История, которой даже имени нет — страница 13 из 22

— Может быть, ты стыдишься не своей беременности, — в задумчивости проговорила она. — Раз по-прежнему молчишь, значит, еще больше стыдишься человека, которому отдалась.

Баронессе вдруг снова вспомнился монах, странный капуцин, и если суеверной Агате чудилось, будто он колдун, наславший порчу, мадам де Фержоль подозревала его в другом — она знала, что настоящую порчу насылает любовь, и сама страдала от этой порчи. Она считала вполне вероятным, что сейчас внезапно, как гром среди ясного неба, обнаружился плод любви, затаившейся под маской неприязни и отвращения… Но отогнала мысль о столь тяжком грехе, по ее мнению самом тяжком, коль скоро его совершил монах. Отогнала потому, что была уверена в праведности капуцина, а не потому, что полагалась на добродетель дочери. Баронесса знала по собственному опыту, что на девичью добродетель не следует полагаться. Она не решилась бы высказать вслух свое ужасное подозрение, держала его под спудом и страшилась его, но время от времени оно ледяным лезвием вонзалось в ее сознание, пугая и одновременно возбуждая невольное непреодолимое любопытство. Вот тогда мадам де Фержоль принималась жестоко мучить дочь, донимая все тем же вопросом, так что бедная девочка, едва живая от отчаяния и своей необъяснимой тягости, в конце концов совсем разучилась говорить и в ответ только плакала.

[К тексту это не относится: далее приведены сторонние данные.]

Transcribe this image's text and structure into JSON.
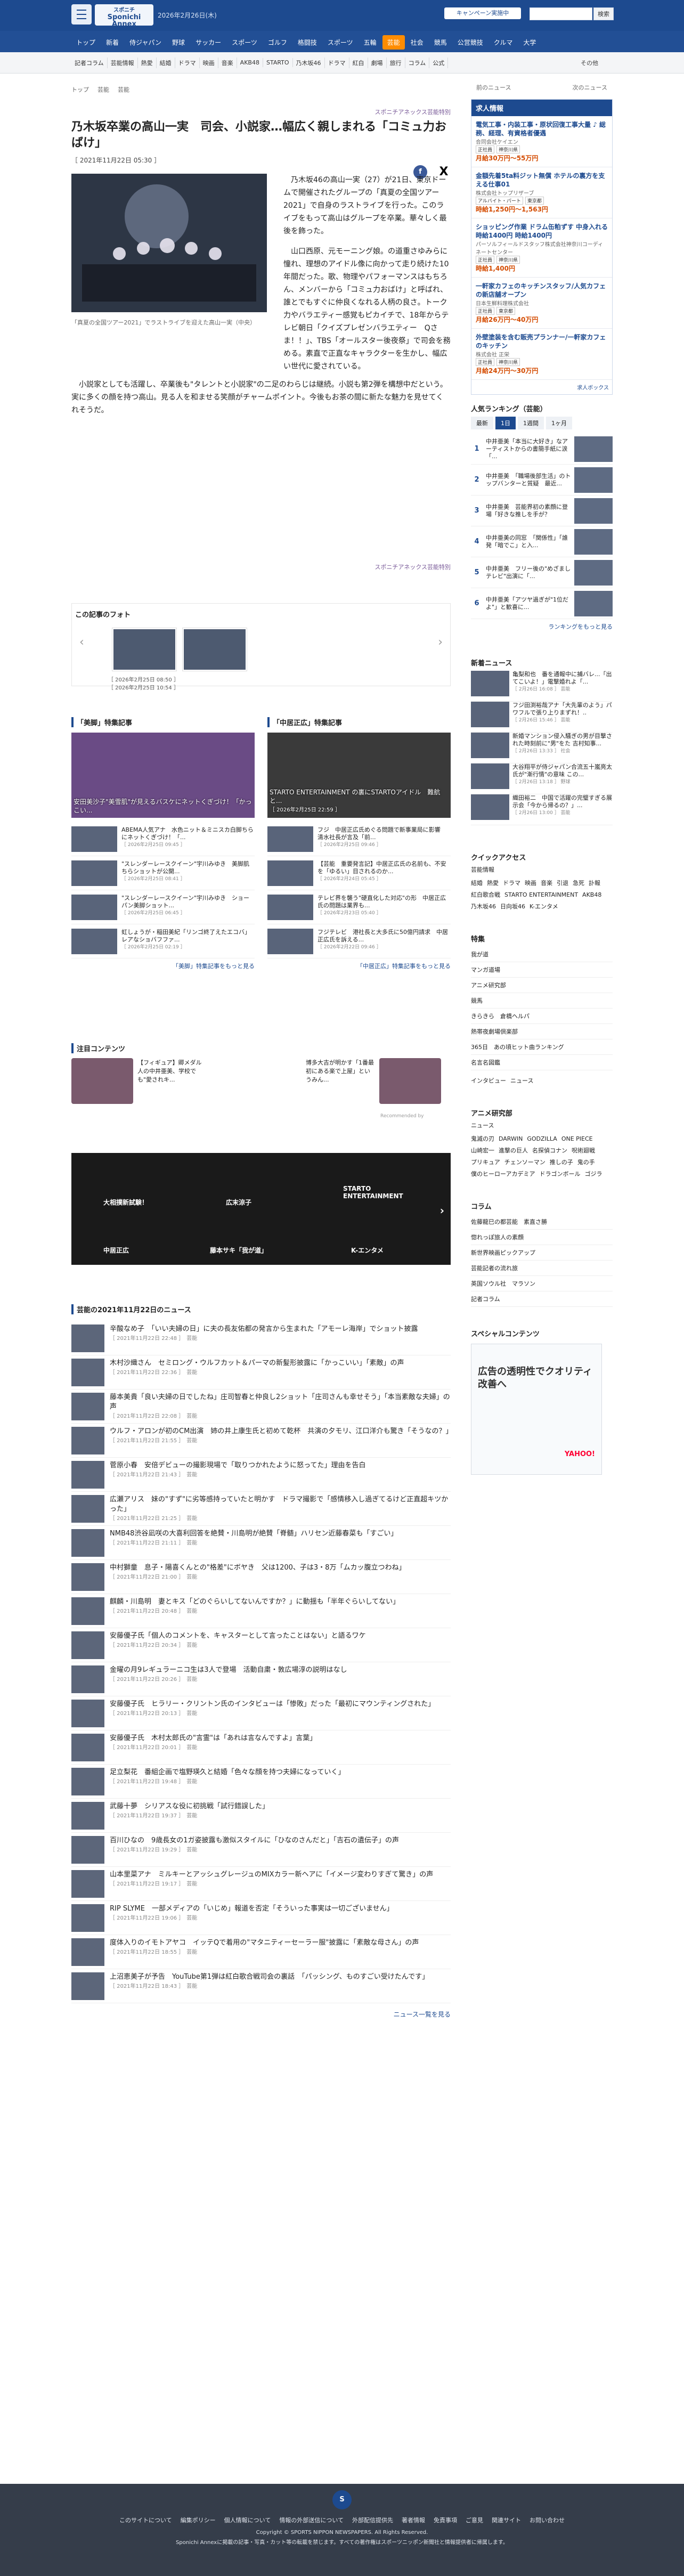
{
  "header": {
    "logo_top": "スポニチ",
    "logo_main": "Sponichi Annex",
    "date_text": "2026年2月26日(木)",
    "campaign_label": "キャンペーン実施中",
    "search_placeholder": "",
    "search_button": "検索"
  },
  "global_nav": [
    "トップ",
    "新着",
    "侍ジャパン",
    "野球",
    "サッカー",
    "スポーツ",
    "ゴルフ",
    "格闘技",
    "スポーツ",
    "五輪",
    "芸能",
    "社会",
    "競馬",
    "公営競技",
    "クルマ",
    "大学"
  ],
  "sub_nav": [
    "記者コラム",
    "芸能情報",
    "熱愛",
    "結婚",
    "ドラマ",
    "映画",
    "音楽",
    "AKB48",
    "STARTO",
    "乃木坂46",
    "ドラマ",
    "紅白",
    "劇場",
    "旅行",
    "コラム",
    "公式"
  ],
  "sub_nav_more": "その他",
  "breadcrumb": [
    "トップ",
    "芸能",
    "芸能"
  ],
  "article": {
    "credit": "スポニチアネックス芸能特別",
    "title": "乃木坂卒業の高山一実　司会、小説家…幅広く親しまれる「コミュ力おばけ」",
    "date": "［ 2021年11月22日 05:30 ］",
    "share_fb": "f",
    "share_x": "X",
    "hero_caption": "「真夏の全国ツアー2021」でラストライブを迎えた高山一実（中央）",
    "p1": "乃木坂46の高山一実（27）が21日、東京ドームで開催されたグループの「真夏の全国ツアー2021」で自身のラストライブを行った。このライブをもって高山はグループを卒業。華々しく最後を飾った。",
    "p2": "山口西原、元モーニング娘。の道重さゆみらに憧れ、理想のアイドル像に向かって走り続けた10年間だった。歌、物理やパフォーマンスはもちろん、メンバーから「コミュ力おばけ」と呼ばれ、誰とでもすぐに仲良くなれる人柄の良さ。トーク力やバラエティー感覚もピカイチで、18年からテレビ朝日「クイズプレゼンバラエティー　Qさま！！」、TBS「オールスター後夜祭」で司会を務める。素直で正直なキャラクターを生かし、幅広い世代に愛されている。",
    "p3": "小説家としても活躍し、卒業後も\"タレントと小説家\"の二足のわらじは継続。小説も第2弾を構想中だという。実に多くの顔を持つ高山。見る人を和ませる笑顔がチャームポイント。今後もお茶の間に新たな魅力を見せてくれそうだ。",
    "credit_bottom": "スポニチアネックス芸能特別"
  },
  "photos": {
    "header": "この記事のフォト",
    "dates": [
      "［ 2026年2月25日 08:50 ］",
      "［ 2026年2月25日 10:54 ］"
    ]
  },
  "features": {
    "left": {
      "header": "「美脚」特集記事",
      "lead": "安田美沙子\"美雪肌\"が見えるバスケにネットくぎづけ！「かっこい...",
      "items": [
        {
          "t": "ABEMA人気アナ　水色ニット＆ミニスカ白脚ちらにネットくぎづけ！「...",
          "d": "［ 2026年2月25日 09:45 ］"
        },
        {
          "t": "\"スレンダーレースクイーン\"宇川みゆき　美脚肌ちらショットが公開...",
          "d": "［ 2026年2月25日 08:41 ］"
        },
        {
          "t": "\"スレンダーレースクイーン\"宇川みゆき　ショーパン美脚ショット...",
          "d": "［ 2026年2月25日 06:45 ］"
        },
        {
          "t": "虹しょうが・稲田美紀「リンゴ終了えたエコバ」レアなショバフファ...",
          "d": "［ 2026年2月25日 02:19 ］"
        }
      ],
      "more": "「美脚」特集記事をもっと見る"
    },
    "right": {
      "header": "「中居正広」特集記事",
      "lead": "STARTO ENTERTAINMENT の裏にSTARTOアイドル　難航と...",
      "lead_date": "［ 2026年2月25日 22:59 ］",
      "items": [
        {
          "t": "フジ　中居正広氏めぐる問題で新事業局に影響　清水社長が言及「前...",
          "d": "［ 2026年2月25日 09:46 ］"
        },
        {
          "t": "【芸能　重要発言記】中居正広氏の名前も、不安を「ゆるい」目されるのか...",
          "d": "［ 2026年2月24日 05:45 ］"
        },
        {
          "t": "テレビ界を襲う\"硬直化した対応\"の形　中居正広氏の問題は業界も...",
          "d": "［ 2026年2月23日 05:40 ］"
        },
        {
          "t": "フジテレビ　港社長と大多氏に50億円請求　中居正広氏を訴える...",
          "d": "［ 2026年2月22日 09:46 ］"
        }
      ],
      "more": "「中居正広」特集記事をもっと見る"
    }
  },
  "attention": {
    "header": "注目コンテンツ",
    "a1": "【フィギュア】卿メダル人の中井亜美、学校でも\"愛されキ...",
    "a2": "博多大吉が明かす「1番最初にある楽で上屋」というみん...",
    "provider": "Recommended by"
  },
  "banner": {
    "b1": "大相撲新試験！",
    "b2": "広末涼子",
    "b3": "STARTO ENTERTAINMENT",
    "b4": "中居正広",
    "b5": "藤本サキ「我が道」",
    "b6": "K-エンタメ"
  },
  "news": {
    "header": "芸能の2021年11月22日のニュース",
    "items": [
      {
        "t": "辛酸なめ子　「いい夫婦の日」に夫の長友佑都の発言から生まれた「アモーレ海岸」でショット披露",
        "d": "［ 2021年11月22日 22:48 ］　芸能"
      },
      {
        "t": "木村沙織さん　セミロング・ウルフカット＆パーマの新髪形披露に「かっこいい」「素敵」の声",
        "d": "［ 2021年11月22日 22:36 ］　芸能"
      },
      {
        "t": "藤本美貴「良い夫婦の日でしたね」庄司智春と仲良し2ショット「庄司さんも幸せそう」「本当素敵な夫婦」の声",
        "d": "［ 2021年11月22日 22:08 ］　芸能"
      },
      {
        "t": "ウルフ・アロンが初のCM出演　姉の井上康生氏と初めて乾杯　共演の夕モリ、江口洋介も驚き「そうなの？」",
        "d": "［ 2021年11月22日 21:55 ］　芸能"
      },
      {
        "t": "菅原小春　安倍デビューの撮影現場で「取りつかれたように怒ってた」理由を告白",
        "d": "［ 2021年11月22日 21:43 ］　芸能"
      },
      {
        "t": "広瀬アリス　妹の\"すず\"に劣等感持っていたと明かす　ドラマ撮影で「感情移入し過ぎてるけど正直超キツかった」",
        "d": "［ 2021年11月22日 21:25 ］　芸能"
      },
      {
        "t": "NMB48渋谷凪咲の大喜利回答を絶賛・川島明が絶賛「脊髄」ハリセン近藤春菜も「すごい」",
        "d": "［ 2021年11月22日 21:11 ］　芸能"
      },
      {
        "t": "中村獅童　息子・陽喜くんとの\"格差\"にボヤき　父は1200、子は3・8万「ムカッ腹立つわね」",
        "d": "［ 2021年11月22日 21:00 ］　芸能"
      },
      {
        "t": "麒麟・川島明　妻とキス「どのぐらいしてないんですか？」に動揺も「半年ぐらいしてない」",
        "d": "［ 2021年11月22日 20:48 ］　芸能"
      },
      {
        "t": "安藤優子氏「個人のコメントを、キャスターとして言ったことはない」と語るワケ",
        "d": "［ 2021年11月22日 20:34 ］　芸能"
      },
      {
        "t": "金曜の月9レギュラーニコ生は3人で登場　活動自粛・敦広場淳の説明はなし",
        "d": "［ 2021年11月22日 20:26 ］　芸能"
      },
      {
        "t": "安藤優子氏　ヒラリー・クリントン氏のインタビューは「惨敗」だった「最初にマウンティングされた」",
        "d": "［ 2021年11月22日 20:13 ］　芸能"
      },
      {
        "t": "安藤優子氏　木村太郎氏の\"言霊\"は「あれは言なんですよ」言葉」",
        "d": "［ 2021年11月22日 20:01 ］　芸能"
      },
      {
        "t": "足立梨花　番組企画で塩野瑛久と結婚「色々な顔を持つ夫婦になっていく」",
        "d": "［ 2021年11月22日 19:48 ］　芸能"
      },
      {
        "t": "武藤十夢　シリアスな役に初挑戦「試行錯誤した」",
        "d": "［ 2021年11月22日 19:37 ］　芸能"
      },
      {
        "t": "百川ひなの　9歳長女の1ガ姿披露も激似スタイルに「ひなのさんだと」「吉石の遺伝子」の声",
        "d": "［ 2021年11月22日 19:29 ］　芸能"
      },
      {
        "t": "山本里菜アナ　ミルキーとアッシュグレージュのMIXカラー新ヘアに「イメージ変わりすぎて驚き」の声",
        "d": "［ 2021年11月22日 19:17 ］　芸能"
      },
      {
        "t": "RIP SLYME　一部メディアの「いじめ」報道を否定「そういった事実は一切ございません」",
        "d": "［ 2021年11月22日 19:06 ］　芸能"
      },
      {
        "t": "度体入りのイモトアヤコ　イッテQで着用の\"マタニティーセーラー服\"披露に「素敵な母さん」の声",
        "d": "［ 2021年11月22日 18:55 ］　芸能"
      },
      {
        "t": "上沼恵美子が予告　YouTube第1弾は紅白歌合戦司会の裏話　「パッシング、ものすごい受けたんです」",
        "d": "［ 2021年11月22日 18:43 ］　芸能"
      }
    ],
    "more": "ニュース一覧を見る"
  },
  "sidebar": {
    "topbar_prev": "前のニュース",
    "topbar_next": "次のニュース",
    "jobs_header": "求人情報",
    "jobs": [
      {
        "t": "電気工事・内装工事・原状回復工事大量 ♪ 総務、経理、有資格者優遇",
        "co": "合同会社ケイエン",
        "tags": [
          "正社員",
          "神奈川県"
        ],
        "pay": "月給30万円〜55万円"
      },
      {
        "t": "金額先着5ta料ジット無償 ホテルの裏方を支える仕事01",
        "co": "株式会社トップリザーブ",
        "tags": [
          "アルバイト・パート",
          "東京都"
        ],
        "pay": "時給1,250円〜1,563円"
      },
      {
        "t": "ショッピング作業 ドラム缶粕ずす 中身入れる 時給1400円 時給1400円",
        "co": "パーソルフィールドスタッフ株式会社神奈川コーディネートセンター",
        "tags": [
          "正社員",
          "神奈川県"
        ],
        "pay": "時給1,400円"
      },
      {
        "t": "一軒家カフェのキッチンスタッフ/人気カフェの新店舗オープン",
        "co": "日本生鮮料理株式会社",
        "tags": [
          "正社員",
          "東京都"
        ],
        "pay": "月給26万円〜40万円"
      },
      {
        "t": "外壁塗装を含む販売プランナー/一軒家カフェのキッチン",
        "co": "株式会社 正栄",
        "tags": [
          "正社員",
          "神奈川県"
        ],
        "pay": "月給24万円〜30万円"
      }
    ],
    "jobs_more": "求人ボックス",
    "ranking_header": "人気ランキング（芸能）",
    "rank_tabs": [
      "最新",
      "1日",
      "1週間",
      "1ヶ月"
    ],
    "ranking": [
      {
        "n": "1",
        "t": "中井亜美「本当に大好き」なアーティストからの書簡手紙に涙「..."
      },
      {
        "n": "2",
        "t": "中井亜美　「職場後部生活」のトップバンターと質疑　最近..."
      },
      {
        "n": "3",
        "t": "中井亜美　芸能界初の素顔に登場「好きな推しを手が？"
      },
      {
        "n": "4",
        "t": "中井亜美の同窓　「関係性」「誰発「暗でこ」と入..."
      },
      {
        "n": "5",
        "t": "中井亜美　フリー後の\"めざましテレビ\"出演に「..."
      },
      {
        "n": "6",
        "t": "中井亜美「アツヤ過ぎが\"1位だよ\"」と歓喜に..."
      }
    ],
    "ranking_more": "ランキングをもっと見る",
    "latest_header": "新着ニュース",
    "latest": [
      {
        "t": "亀梨和也　番を通報中に捕バレ...「出てこいよ！」電撃婚れよ「...",
        "d": "［ 2月26日 16:08 ］ 芸能"
      },
      {
        "t": "フジ田渕裕哉アナ「大先輩のよう」パワフルで張り上りまずれ！..",
        "d": "［ 2月26日 15:46 ］ 芸能"
      },
      {
        "t": "新婚マンション侵入騒ぎの男が目撃された時刻前に\"男\"をた 吉村知事...",
        "d": "［ 2月26日 13:33 ］ 社会"
      },
      {
        "t": "大谷翔平が侍ジャパン合流五十嵐亮太氏が\"漸行情\"の意味 この...",
        "d": "［ 2月26日 13:18 ］ 野球"
      },
      {
        "t": "織田裕二　中国で活躍の完璧すぎる展示会「今から帰るの？」...",
        "d": "［ 2月26日 13:00 ］ 芸能"
      }
    ],
    "quick_header": "クイックアクセス",
    "quick_sub": "芸能情報",
    "quick_links": [
      "結婚",
      "熱愛",
      "ドラマ",
      "映画",
      "音楽",
      "引退",
      "急死",
      "訃報",
      "紅白歌合戦",
      "STARTO ENTERTAINMENT",
      "AKB48",
      "乃木坂46",
      "日向坂46",
      "K-エンタメ"
    ],
    "special_header": "特集",
    "special": [
      "我が道",
      "マンガ道場",
      "アニメ研究部",
      "競馬",
      "きらきら　倉橋ヘルパ",
      "熱帯夜劇場倶楽部",
      "365日　あの頃ヒット曲ランキング",
      "名言名図鑑"
    ],
    "special_sub": [
      "インタビュー",
      "ニュース"
    ],
    "anime_header": "アニメ研究部",
    "anime_sub": "ニュース",
    "anime_tags": [
      "鬼滅の刃",
      "DARWIN",
      "GODZILLA",
      "ONE PIECE",
      "山崎宏一",
      "進撃の巨人",
      "名探偵コナン",
      "呪術廻戦",
      "プリキュア",
      "チェンソーマン",
      "推しの子",
      "鬼の手",
      "僕のヒーローアカデミア",
      "ドラゴンボール",
      "ゴジラ"
    ],
    "column_header": "コラム",
    "column": [
      "佐藤龍巳の都芸能　素直さ勝",
      "惚れっぽ旅人の素顔",
      "新世界映画ピックアップ",
      "芸能記者の流れ旅",
      "英国ソウル社　マラソン",
      "記者コラム"
    ],
    "special_contents_header": "スペシャルコンテンツ",
    "ad_title": "広告の透明性でクオリティ改善へ",
    "ad_brand": "YAHOO!"
  },
  "footer": {
    "links": [
      "このサイトについて",
      "編集ポリシー",
      "個人情報について",
      "情報の外部送信について",
      "外部配信提供先",
      "著者情報",
      "免責事項",
      "ご意見",
      "関連サイト",
      "お問い合わせ"
    ],
    "copyright": "Copyright © SPORTS NIPPON NEWSPAPERS. All Rights Reserved.",
    "note": "Sponichi Annexに掲載の記事・写真・カット等の転載を禁じます。すべての著作権はスポーツニッポン新聞社と情報提供者に帰属します。"
  }
}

Но беспрестанные слезы и немота Ластени, которую непрекращающийся допрос превратил в загнанное бессловесное существо, не могли смутить и обезоружить пылкую баронессу. Стоило им остаться одним, как мадам де Фержоль принималась пытать свою дочь. А в ту пору они почти всегда были одни. Горы со всех сторон обступали их, замыкая в тесный нерасторжимый круг; в пустом огромном доме и раньше никто не нарушал их уединения, теперь оно стало полным. Поначалу страшному допросу с глазу на глаз мешала старинная преданная служанка, верная Агата, что оказалась вдали от родных мест и не побоялась оставить там по себе дурную славу, последовав за госпожой, хотя та обвенчалась увозом и о ней судачили. Агата имела обыкновение, покончив с уборкой и стряпней, сидеть с вязанием или шитьем в столовой, где мадам и мадемуазель де Фержоль неизменно день за днем шили у окна, как было заведено в их размеренной однообразной жизни. Баронесса, обнаружив тайную причину недомогания дочери, старалась под тем или иным предлогом спровадить служанку куда-нибудь подальше от Ластени. Иначе нельзя было скрыть от пристального взгляда старухи, не чаявшей души в девушке, слезы несчастной, а они в полном безмолвии часами струились на ее руки, кладущие стежок за стежком.

— Опомнитесь и постыдитесь, — говорила баронесса Ластени наедине. — Извольте сдерживать слезы при Агате.

Отныне мать перешла с дочерью на «вы».

— У вас хватает внутренней силы, чтобы отмалчиваться. Хватит и на то, чтобы не рыдать. Вы кажетесь такой хрупкой, но упорства в вас достаточно. От природы вы слабая, но, наверное, враг человеческий придает вам сил. Меня вы можете не стесняться, я всего лишь ваша грешная мать и виновата в том, что не помешала вам совершить злодеяние. Но Агата — честная девица, и стоит ей хотя бы заподозрить истину, отлично известную мне, она станет презирать вас.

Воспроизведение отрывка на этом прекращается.